Ask pretty much anyone if people are too materialistic and too focused on consumption and most people will agree. Most people will agree that the amount of consumption and the drive to buy in this country (and most highly-developed countries for that matter) is too high and in the end, unsustainable.
Ask an economics major or someone from our world-renowned business school and you are more likely to get a different answer: that consumer spending drives our economy and any negative change in spending habits will send our economy into a spiral of destruction. According to a letter to the editor in yesterday’s Daily by Adam Southard, an Econ major, “economic analysis illustrates the United States is not at its optimal (or maximum) level of consumption.” In other words, people in the United States should be getting even more stuff.
Not at optimal consumption? You mean we can buy more? Why? What more do we possibly need? Last Friday we all set a new record by spending $1.26 billion at Wal-Mart. Optimal for whom? Could we be buying more? Maybe. Should we be? No. See, that’s the problem with the economic thought spouted out from too many people. Sure, maybe economic theory suggests that people could buy more. But ask any real person in the real world and they are quite certain that the focus on consumption is too great.
Why is there this dichotomy between what real people think and what economics teaches? Partly it is a because economics thought is by no means the absolute science some people seem to think it is. It is a tool used by those in power to justify their policies. Its theories are not as definite as real scientific theories like gravity and relativity. The economics of liberal, free-market ideology too often ignore reality and factors other than money in pursuit of smooth graphs and convincing arguments.

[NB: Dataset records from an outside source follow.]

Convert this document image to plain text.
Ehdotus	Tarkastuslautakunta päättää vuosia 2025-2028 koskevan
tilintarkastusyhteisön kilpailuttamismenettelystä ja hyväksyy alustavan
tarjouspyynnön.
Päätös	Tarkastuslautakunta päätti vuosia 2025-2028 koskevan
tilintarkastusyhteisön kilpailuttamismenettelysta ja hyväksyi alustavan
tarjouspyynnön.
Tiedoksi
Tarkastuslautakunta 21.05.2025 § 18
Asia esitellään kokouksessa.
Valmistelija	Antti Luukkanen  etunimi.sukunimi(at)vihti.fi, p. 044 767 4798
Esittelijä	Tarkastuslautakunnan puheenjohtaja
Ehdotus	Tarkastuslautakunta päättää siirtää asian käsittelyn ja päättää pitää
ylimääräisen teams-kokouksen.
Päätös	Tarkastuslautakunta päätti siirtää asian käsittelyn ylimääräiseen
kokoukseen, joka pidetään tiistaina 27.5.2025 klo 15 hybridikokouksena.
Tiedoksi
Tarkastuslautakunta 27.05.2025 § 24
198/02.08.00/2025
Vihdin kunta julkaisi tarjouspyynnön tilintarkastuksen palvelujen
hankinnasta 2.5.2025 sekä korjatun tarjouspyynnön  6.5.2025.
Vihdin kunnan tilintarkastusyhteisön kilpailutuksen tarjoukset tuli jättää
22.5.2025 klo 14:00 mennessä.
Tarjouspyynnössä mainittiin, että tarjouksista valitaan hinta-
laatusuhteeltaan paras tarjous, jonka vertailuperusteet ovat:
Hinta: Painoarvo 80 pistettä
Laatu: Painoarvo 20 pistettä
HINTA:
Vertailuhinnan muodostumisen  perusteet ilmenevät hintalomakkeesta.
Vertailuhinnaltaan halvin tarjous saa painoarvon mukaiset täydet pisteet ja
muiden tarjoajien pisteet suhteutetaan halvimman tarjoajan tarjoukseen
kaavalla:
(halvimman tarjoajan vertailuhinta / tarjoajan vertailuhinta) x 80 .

Our society as a whole feels we consume too much, but our best economic data suggests that we need to consume at this level or greater in order to maintain our economic system. Does anyone else see a problem with that? It seems people try to trick us with statistics to prove that we should buy more when we already consume too much.
Regardless of where people draw the line, I think everyone and I do mean everyone, would agree that their will come a point where people consume too much. Somewhere, that line exists.
Maybe, just maybe, our consumption is within the bounds of acceptability. But the problem is, next year these economists will tell us we need to consume more than last year and more the year after that. We will be flooded with more and more stuff and rest assured people will buy it in record numbers, again and again. The demands of growth and economic expansion will require we keep buying more and more. It will never stop.
From this it follows that we will eventually (if we are not there already) come up to one of two barriers: Either we will definitely exceed the limits of responsible buying and move into over-consumption or before we get there, the U.S. consumer will be tapped out and will be forced to stop consuming out of personal economic necessity. Both outcomes are by definition bad. The former will promote an unsustainable, overly materialistic world and the latter will violently and suddenly halt the U.S. economy and bankrupt corporations and individuals alike.
So even people who don’t agree with me that we are already over-consuming should be worried. Why not head this coming problem off at the pass? We need to search for alternatives that won’t force consumers to buy more each year. We need to start slowly weaning the economy from it’s dependence on excessive consumer spending.
Last Friday was Buy Nothing Day. Held on that day after Thanksgiving that sends herds of shoppers to kick off the holiday buying season, Buy Nothing Day is day designed to provide a counter to the glorification of shopping. Maybe that’s a start. I always thought it was a pretty benign idea: Take one day to glorify not buying; spread the idea that enjoyment can be found without purchasing something new. But I was quite surprised by the way people responded to the premise of Buy Nothing Day. People seemed threatened, as though their very lives depended on buying every day. Stop buying? “Nonsense,” they said, “What about the sales? What about the economy?”
The vast majority of history, even the vast majority of U.S. history, was a time where consumption wasn’t glorified, where people didn’t buy stuff every day. Now people and society itself feels threatened by one day, one day only, out of the year when we don’t consume. It’s pathetic.